The 36-year-old son of Alexander II, Alexander III, took power. He was big, strong, gruff and close to the ideology of his former tutor, Konstantine Pobedonostsev, since 1880 lay head of the Russian Orthodox Church. Pobedonostsev argued against parliamentary government, declaring against "the dexterous manipulators of votes." He described elected representatives as defending the interests of narrow constituencies. A monarch alone, he said, embodies the common interest. Pobedonostsev saw liberal ideas as a threat to Romanov authority and claimed that all opposition to Romanov authority should be ruthlessly crushed. He viewed Jews as collectively guilty of killing Christ Jesus. Alexander III agreed. Alexander wrote: "Let us never forget that it was the Jews who crucified Jesus."

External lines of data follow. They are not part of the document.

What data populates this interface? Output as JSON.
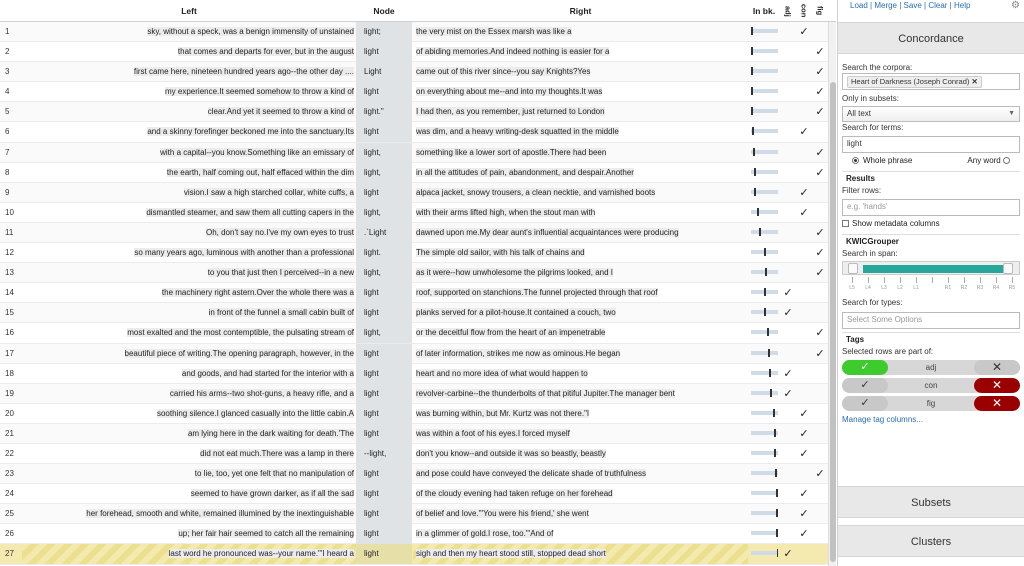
{
  "header": {
    "left": "Left",
    "node": "Node",
    "right": "Right",
    "inbk": "In bk.",
    "c1": "adj",
    "c2": "con",
    "c3": "fig"
  },
  "rows": [
    {
      "n": "1",
      "left": "sky, without a speck, was a benign immensity of unstained",
      "node": "light;",
      "right": "the very mist on the Essex marsh was like a",
      "bk": 0.0,
      "c1": "",
      "c2": "✓",
      "c3": ""
    },
    {
      "n": "2",
      "left": "that comes and departs for ever, but in the august",
      "node": "light",
      "right": "of abiding memories.And indeed nothing is easier for a",
      "bk": 0.0,
      "c1": "",
      "c2": "",
      "c3": "✓"
    },
    {
      "n": "3",
      "left": "first came here, nineteen hundred years ago--the other day ....",
      "node": "Light",
      "right": "came out of this river since--you say Knights?Yes",
      "bk": 0.0,
      "c1": "",
      "c2": "",
      "c3": "✓"
    },
    {
      "n": "4",
      "left": "my experience.It seemed somehow to throw a kind of",
      "node": "light",
      "right": "on everything about me--and into my thoughts.It was",
      "bk": 0.01,
      "c1": "",
      "c2": "",
      "c3": "✓"
    },
    {
      "n": "5",
      "left": "clear.And yet it seemed to throw a kind of",
      "node": "light.\"",
      "right": "I had then, as you remember, just returned to London",
      "bk": 0.01,
      "c1": "",
      "c2": "",
      "c3": "✓"
    },
    {
      "n": "6",
      "left": "and a skinny forefinger beckoned me into the sanctuary.Its",
      "node": "light",
      "right": "was dim, and a heavy writing-desk squatted in the middle",
      "bk": 0.05,
      "c1": "",
      "c2": "✓",
      "c3": ""
    },
    {
      "n": "7",
      "left": "with a capital--you know.Something like an emissary of",
      "node": "light,",
      "right": "something like a lower sort of apostle.There had been",
      "bk": 0.06,
      "c1": "",
      "c2": "",
      "c3": "✓"
    },
    {
      "n": "8",
      "left": "the earth, half coming out, half effaced within the dim",
      "node": "light,",
      "right": "in all the attitudes of pain, abandonment, and despair.Another",
      "bk": 0.12,
      "c1": "",
      "c2": "",
      "c3": "✓"
    },
    {
      "n": "9",
      "left": "vision.I saw a high starched collar, white cuffs, a",
      "node": "light",
      "right": "alpaca jacket, snowy trousers, a clean necktie, and varnished boots",
      "bk": 0.12,
      "c1": "",
      "c2": "✓",
      "c3": ""
    },
    {
      "n": "10",
      "left": "dismantled steamer, and saw them all cutting capers in the",
      "node": "light,",
      "right": "with their arms lifted high, when the stout man with",
      "bk": 0.22,
      "c1": "",
      "c2": "✓",
      "c3": ""
    },
    {
      "n": "11",
      "left": "Oh, don't say no.I've my own eyes to trust",
      "node": ".`Light",
      "right": "dawned upon me.My dear aunt's influential acquaintances were producing",
      "bk": 0.32,
      "c1": "",
      "c2": "",
      "c3": "✓"
    },
    {
      "n": "12",
      "left": "so many years ago, luminous with another than a professional",
      "node": "light.",
      "right": "The simple old sailor, with his talk of chains and",
      "bk": 0.5,
      "c1": "",
      "c2": "",
      "c3": "✓"
    },
    {
      "n": "13",
      "left": "to you that just then I perceived--in a new",
      "node": "light,",
      "right": "as it were--how unwholesome the pilgrims looked, and I",
      "bk": 0.55,
      "c1": "",
      "c2": "",
      "c3": "✓"
    },
    {
      "n": "14",
      "left": "the machinery right astern.Over the whole there was a",
      "node": "light",
      "right": "roof, supported on stanchions.The funnel projected through that roof",
      "bk": 0.5,
      "c1": "✓",
      "c2": "",
      "c3": ""
    },
    {
      "n": "15",
      "left": "in front of the funnel a small cabin built of",
      "node": "light",
      "right": "planks served for a pilot-house.It contained a couch, two",
      "bk": 0.5,
      "c1": "✓",
      "c2": "",
      "c3": ""
    },
    {
      "n": "16",
      "left": "most exalted and the most contemptible, the pulsating stream of",
      "node": "light,",
      "right": "or the deceitful flow from the heart of an impenetrable",
      "bk": 0.62,
      "c1": "",
      "c2": "",
      "c3": "✓"
    },
    {
      "n": "17",
      "left": "beautiful piece of writing.The opening paragraph, however, in the",
      "node": "light",
      "right": "of later information, strikes me now as ominous.He began",
      "bk": 0.65,
      "c1": "",
      "c2": "",
      "c3": "✓"
    },
    {
      "n": "18",
      "left": "and goods, and had started for the interior with a",
      "node": "light",
      "right": "heart and no more idea of what would happen to",
      "bk": 0.7,
      "c1": "✓",
      "c2": "",
      "c3": ""
    },
    {
      "n": "19",
      "left": "carried his arms--two shot-guns, a heavy rifle, and a",
      "node": "light",
      "right": "revolver-carbine--the thunderbolts of that pitiful Jupiter.The manager bent",
      "bk": 0.72,
      "c1": "✓",
      "c2": "",
      "c3": ""
    },
    {
      "n": "20",
      "left": "soothing silence.I glanced casually into the little cabin.A",
      "node": "light",
      "right": "was burning within, but Mr. Kurtz was not there.\"I",
      "bk": 0.85,
      "c1": "",
      "c2": "✓",
      "c3": ""
    },
    {
      "n": "21",
      "left": "am lying here in the dark waiting for death.'The",
      "node": "light",
      "right": "was within a foot of his eyes.I forced myself",
      "bk": 0.88,
      "c1": "",
      "c2": "✓",
      "c3": ""
    },
    {
      "n": "22",
      "left": "did not eat much.There was a lamp in there",
      "node": "--light,",
      "right": "don't you know--and outside it was so beastly, beastly",
      "bk": 0.9,
      "c1": "",
      "c2": "✓",
      "c3": ""
    },
    {
      "n": "23",
      "left": "to lie, too, yet one felt that no manipulation of",
      "node": "light",
      "right": "and pose could have conveyed the delicate shade of truthfulness",
      "bk": 0.92,
      "c1": "",
      "c2": "",
      "c3": "✓"
    },
    {
      "n": "24",
      "left": "seemed to have grown darker, as if all the sad",
      "node": "light",
      "right": "of the cloudy evening had taken refuge on her forehead",
      "bk": 0.95,
      "c1": "",
      "c2": "✓",
      "c3": ""
    },
    {
      "n": "25",
      "left": "her forehead, smooth and white, remained illumined by the inextinguishable",
      "node": "light",
      "right": "of belief and love.\"'You were his friend,' she went",
      "bk": 0.96,
      "c1": "",
      "c2": "✓",
      "c3": ""
    },
    {
      "n": "26",
      "left": "up; her fair hair seemed to catch all the remaining",
      "node": "light",
      "right": "in a glimmer of gold.I rose, too.\"'And of",
      "bk": 0.98,
      "c1": "",
      "c2": "✓",
      "c3": ""
    },
    {
      "n": "27",
      "left": "last word he pronounced was--your name.\"'I heard a",
      "node": "light",
      "right": "sigh and then my heart stood still, stopped dead short",
      "bk": 0.99,
      "c1": "✓",
      "c2": "",
      "c3": ""
    }
  ],
  "sidebar": {
    "nav": [
      "Load",
      "Merge",
      "Save",
      "Clear",
      "Help"
    ],
    "concordance": "Concordance",
    "search_corpora_label": "Search the corpora:",
    "corpus_token": "Heart of Darkness (Joseph Conrad)",
    "subsets_label": "Only in subsets:",
    "subsets_value": "All text",
    "terms_label": "Search for terms:",
    "terms_value": "light",
    "whole_phrase": "Whole phrase",
    "any_word": "Any word",
    "results": "Results",
    "filter_label": "Filter rows:",
    "filter_placeholder": "e.g. 'hands'",
    "show_meta": "Show metadata columns",
    "kwic": "KWICGrouper",
    "span_label": "Search in span:",
    "span_ticks": [
      "L5",
      "L4",
      "L3",
      "L2",
      "L1",
      "",
      "R1",
      "R2",
      "R3",
      "R4",
      "R5"
    ],
    "types_label": "Search for types:",
    "types_placeholder": "Select Some Options",
    "tags": "Tags",
    "tags_part": "Selected rows are part of:",
    "tag_items": [
      {
        "name": "adj",
        "left": "✓",
        "right": "✕"
      },
      {
        "name": "con",
        "left": "✓",
        "right": "✕"
      },
      {
        "name": "fig",
        "left": "✓",
        "right": "✕"
      }
    ],
    "manage": "Manage tag columns...",
    "subsets_section": "Subsets",
    "clusters_section": "Clusters"
  }
}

For many in Russia, an association was made between the assassins of Alexander II and "the Jewish plague". The assassination of Alexander II was followed by a string of pogroms against the Jews, by attacks on Jewish communities and the property of Jews. The murder of Jews occurred. Jews had been money lenders, and to many Russian peasants, and many who had migrated to the cities, the Jews were extortionists who bled Christian peasants with high-interest rates.
Censorship was tightened, and publishers and writers with liberal ideas were harassed. Activists were arrested, imprisoned, commonly tried by courts-martial and ex-communicated. Thousands were exiled to Siberia and in some cases hanged. But opposition to monarchical rule was not eliminated. It was merely forced underground.
Only the Orthodox Church was allowed to proselytize. The Catholic and Protestant churches in the empire were subject to surveillance. The involvement of the Orthodox Church in primary education was increased. Higher education for women became more restricted. Students were prohibited from forming organizations, and teachers were appointed by the Ministry of Education rather than elected by their colleagues as before. Universities in Poland, the Baltic provinces and Finland.
Several attempts were made to assassinate Alexander III, but his death would come in 1894 from disease of the kidneys. His eldest son, Nicholas II, at age of twenty-six, became tsar. Like many sons of tough authoritarian fathers he was wimpish, believing himself inadequate. His weakness would contribute to his going to war against his cousin Kaiser Wilhelm II in 1914 (and Germany's ally, Austria-Hungary) although he didn't want war (and Wilhelm, who also didn't want war responding to a Germany aroused because the Russians were coming.
At the end of the century a former student to be known as Lenin, age 30 in 1900, was among those in Russia who had accepted Karl Marx's pronouncements regarding class struggle — no matter that he was from a landowning noble family. His elder brother had been part of a plot to assassinate Alexander III and had been hanged. Lenin was one of those who disliked compromise with the governing authorities and favored revolution.